Brady, AJ, Langton, HM, Mulligan, M, Egan, B
Medicine and science in sports and exercise. 2021;(3):633-642
Abstract
PURPOSE Eight weeks of time-restricted eating (TRE) in concert with habitual exercise training was investigated for effects on body composition, energy and macronutrient intakes, indices of endurance running performance, and markers of metabolic health in endurance athletes. METHODS Male middle- and long-distance runners (n = 23) were randomly assigned to TRE (n = 12) or habitual dietary intake (CON; n = 11). TRE required participants to consume all of their dietary intake within an 8-h eating window (so-called 16:8 TRE), but dietary patterns, food choices, and energy intake were ad libitum during this window. Participants continued their habitual training during the intervention period. Participants completed an incremental exercise test before (PRE) and after (POST) the 8-wk intervention for the assessment of blood lactate concentrations, running economy, and maximal oxygen uptake. Fasted blood samples were analyzed for glucose, insulin, and triglyceride concentrations. Dietary intake was assessed at PRE, MID (week 4), and POST using a 4-d semiweighed food diary. RESULTS Seventeen participants (TRE, n = 10; CON, n = 7) completed the intervention. Training load did not differ between groups for the duration of the intervention period. TRE resulted in a reduction in body mass (mean difference of -1.92 kg, 95% confidence interval = -3.52 to -0.32, P = 0.022).
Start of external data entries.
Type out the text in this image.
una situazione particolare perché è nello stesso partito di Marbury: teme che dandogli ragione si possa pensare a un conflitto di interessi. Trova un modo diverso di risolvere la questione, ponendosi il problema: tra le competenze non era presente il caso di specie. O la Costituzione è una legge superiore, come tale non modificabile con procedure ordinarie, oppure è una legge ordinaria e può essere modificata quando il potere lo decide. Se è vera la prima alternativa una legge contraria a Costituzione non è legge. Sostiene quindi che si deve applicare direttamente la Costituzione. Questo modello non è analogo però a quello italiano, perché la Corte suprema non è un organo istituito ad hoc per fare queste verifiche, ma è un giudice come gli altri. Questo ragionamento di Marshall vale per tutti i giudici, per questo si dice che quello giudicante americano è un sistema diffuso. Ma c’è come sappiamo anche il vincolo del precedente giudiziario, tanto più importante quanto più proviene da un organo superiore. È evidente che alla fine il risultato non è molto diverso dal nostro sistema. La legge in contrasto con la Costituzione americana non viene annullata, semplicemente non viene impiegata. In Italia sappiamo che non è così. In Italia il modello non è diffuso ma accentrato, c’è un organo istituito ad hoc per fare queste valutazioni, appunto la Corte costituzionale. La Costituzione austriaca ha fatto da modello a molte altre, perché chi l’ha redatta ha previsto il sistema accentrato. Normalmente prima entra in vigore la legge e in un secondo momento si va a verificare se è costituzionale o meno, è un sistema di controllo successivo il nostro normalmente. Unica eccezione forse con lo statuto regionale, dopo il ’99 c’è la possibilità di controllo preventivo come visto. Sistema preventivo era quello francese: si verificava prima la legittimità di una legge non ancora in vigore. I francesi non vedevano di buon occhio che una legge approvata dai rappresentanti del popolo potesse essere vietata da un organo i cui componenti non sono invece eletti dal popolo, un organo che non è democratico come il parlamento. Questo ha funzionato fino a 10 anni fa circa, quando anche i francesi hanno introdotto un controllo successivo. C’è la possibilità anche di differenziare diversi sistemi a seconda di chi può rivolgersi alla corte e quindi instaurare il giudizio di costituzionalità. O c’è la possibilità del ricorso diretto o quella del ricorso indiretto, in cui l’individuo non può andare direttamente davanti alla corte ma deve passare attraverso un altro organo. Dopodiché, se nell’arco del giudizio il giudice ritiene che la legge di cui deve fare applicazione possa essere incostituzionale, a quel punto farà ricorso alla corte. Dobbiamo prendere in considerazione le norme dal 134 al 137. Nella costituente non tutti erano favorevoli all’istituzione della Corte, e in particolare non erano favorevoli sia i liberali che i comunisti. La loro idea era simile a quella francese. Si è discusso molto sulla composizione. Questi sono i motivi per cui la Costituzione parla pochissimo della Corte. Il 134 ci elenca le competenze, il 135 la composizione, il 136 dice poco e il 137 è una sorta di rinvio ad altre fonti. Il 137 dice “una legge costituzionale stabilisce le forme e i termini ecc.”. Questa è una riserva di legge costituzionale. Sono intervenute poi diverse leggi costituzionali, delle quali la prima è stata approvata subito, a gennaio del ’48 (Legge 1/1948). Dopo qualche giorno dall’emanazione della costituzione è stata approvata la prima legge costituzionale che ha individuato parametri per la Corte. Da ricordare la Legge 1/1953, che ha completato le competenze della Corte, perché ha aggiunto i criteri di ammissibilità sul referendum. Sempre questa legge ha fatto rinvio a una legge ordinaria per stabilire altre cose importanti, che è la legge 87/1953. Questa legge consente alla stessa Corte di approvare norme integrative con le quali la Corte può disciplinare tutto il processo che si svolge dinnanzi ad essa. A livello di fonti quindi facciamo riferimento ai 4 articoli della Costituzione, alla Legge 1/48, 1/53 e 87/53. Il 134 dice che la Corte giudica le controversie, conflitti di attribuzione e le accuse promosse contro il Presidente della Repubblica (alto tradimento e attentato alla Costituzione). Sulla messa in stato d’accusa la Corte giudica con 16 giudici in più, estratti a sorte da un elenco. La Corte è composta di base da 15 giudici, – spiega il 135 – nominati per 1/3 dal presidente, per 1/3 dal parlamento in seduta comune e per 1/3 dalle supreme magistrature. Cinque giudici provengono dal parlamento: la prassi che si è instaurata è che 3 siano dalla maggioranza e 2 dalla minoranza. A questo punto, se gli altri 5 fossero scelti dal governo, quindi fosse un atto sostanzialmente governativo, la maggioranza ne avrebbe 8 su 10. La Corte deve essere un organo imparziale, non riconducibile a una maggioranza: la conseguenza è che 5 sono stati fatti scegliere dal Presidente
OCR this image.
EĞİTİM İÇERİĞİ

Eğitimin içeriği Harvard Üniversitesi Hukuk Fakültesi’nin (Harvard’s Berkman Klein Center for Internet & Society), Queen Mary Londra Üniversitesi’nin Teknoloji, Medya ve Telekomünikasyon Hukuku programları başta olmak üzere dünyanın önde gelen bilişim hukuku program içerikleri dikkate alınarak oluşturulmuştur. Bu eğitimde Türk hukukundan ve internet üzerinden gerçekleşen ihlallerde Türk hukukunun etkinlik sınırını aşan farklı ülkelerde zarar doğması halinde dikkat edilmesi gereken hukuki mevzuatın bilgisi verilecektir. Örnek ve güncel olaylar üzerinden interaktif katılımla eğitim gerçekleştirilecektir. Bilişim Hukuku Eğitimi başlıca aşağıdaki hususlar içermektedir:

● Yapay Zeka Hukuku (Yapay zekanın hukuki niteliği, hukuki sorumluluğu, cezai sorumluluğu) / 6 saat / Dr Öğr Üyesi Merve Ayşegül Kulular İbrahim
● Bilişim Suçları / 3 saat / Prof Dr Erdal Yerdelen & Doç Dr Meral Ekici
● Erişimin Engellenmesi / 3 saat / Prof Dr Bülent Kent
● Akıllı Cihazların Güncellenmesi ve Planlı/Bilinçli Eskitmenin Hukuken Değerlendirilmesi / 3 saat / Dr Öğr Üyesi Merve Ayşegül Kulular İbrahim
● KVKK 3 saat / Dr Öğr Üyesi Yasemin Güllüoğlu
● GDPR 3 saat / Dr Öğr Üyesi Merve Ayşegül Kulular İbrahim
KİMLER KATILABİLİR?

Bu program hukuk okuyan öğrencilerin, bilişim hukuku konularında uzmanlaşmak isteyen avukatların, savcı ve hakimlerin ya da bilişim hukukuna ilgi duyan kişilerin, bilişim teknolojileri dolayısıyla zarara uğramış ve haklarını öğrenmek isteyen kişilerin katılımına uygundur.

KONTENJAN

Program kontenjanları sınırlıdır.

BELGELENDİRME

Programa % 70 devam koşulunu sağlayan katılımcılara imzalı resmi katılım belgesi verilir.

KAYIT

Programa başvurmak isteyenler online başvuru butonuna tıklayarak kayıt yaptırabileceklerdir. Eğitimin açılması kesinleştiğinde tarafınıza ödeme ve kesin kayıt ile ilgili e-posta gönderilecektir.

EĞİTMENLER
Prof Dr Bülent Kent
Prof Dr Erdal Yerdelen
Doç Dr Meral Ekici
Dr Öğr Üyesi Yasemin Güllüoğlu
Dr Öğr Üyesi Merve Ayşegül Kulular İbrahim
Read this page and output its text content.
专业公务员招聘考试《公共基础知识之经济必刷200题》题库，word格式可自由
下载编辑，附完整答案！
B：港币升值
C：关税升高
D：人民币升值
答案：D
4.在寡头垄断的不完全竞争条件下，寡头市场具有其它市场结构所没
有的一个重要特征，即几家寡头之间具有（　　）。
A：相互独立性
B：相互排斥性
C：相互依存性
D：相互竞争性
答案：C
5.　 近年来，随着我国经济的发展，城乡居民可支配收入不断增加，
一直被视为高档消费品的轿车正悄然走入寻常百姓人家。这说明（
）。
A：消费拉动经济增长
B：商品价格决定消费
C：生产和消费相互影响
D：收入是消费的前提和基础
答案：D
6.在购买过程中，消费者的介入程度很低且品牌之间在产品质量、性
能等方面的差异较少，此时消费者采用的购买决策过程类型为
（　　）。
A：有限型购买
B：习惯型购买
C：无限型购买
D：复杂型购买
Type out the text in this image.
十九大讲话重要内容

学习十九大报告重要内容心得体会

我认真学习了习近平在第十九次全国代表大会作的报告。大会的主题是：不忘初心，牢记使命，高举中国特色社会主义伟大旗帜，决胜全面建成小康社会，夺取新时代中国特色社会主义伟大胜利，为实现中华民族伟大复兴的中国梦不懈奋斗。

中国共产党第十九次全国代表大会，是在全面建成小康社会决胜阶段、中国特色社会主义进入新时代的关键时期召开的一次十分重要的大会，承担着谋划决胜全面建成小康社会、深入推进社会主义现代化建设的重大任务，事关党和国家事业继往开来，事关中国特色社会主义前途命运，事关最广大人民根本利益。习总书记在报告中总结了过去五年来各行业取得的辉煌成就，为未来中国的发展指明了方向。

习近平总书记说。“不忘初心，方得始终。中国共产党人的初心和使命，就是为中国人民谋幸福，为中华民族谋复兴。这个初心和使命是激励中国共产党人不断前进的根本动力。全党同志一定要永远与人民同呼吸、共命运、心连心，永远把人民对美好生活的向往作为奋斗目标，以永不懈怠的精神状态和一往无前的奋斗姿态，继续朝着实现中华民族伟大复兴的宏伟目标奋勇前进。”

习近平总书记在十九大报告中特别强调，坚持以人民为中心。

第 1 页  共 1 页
Self-reported daily energy intake was lower in TRE at MID and POST (group-time interaction, P = 0.049). No effect of TRE was observed for oxygen consumption, respiratory exchange ratio, running economy, blood lactate concentrations, or heart rate during exercise, nor were there any effects on glucose, insulin, or triglyceride concentrations observed. CONCLUSION Eight weeks of 16:8 TRE in middle- and long-distance runners resulted in a decrease in body mass commensurate with a reduction in daily energy intake, but it did not alter indices of endurance running performance or metabolic health.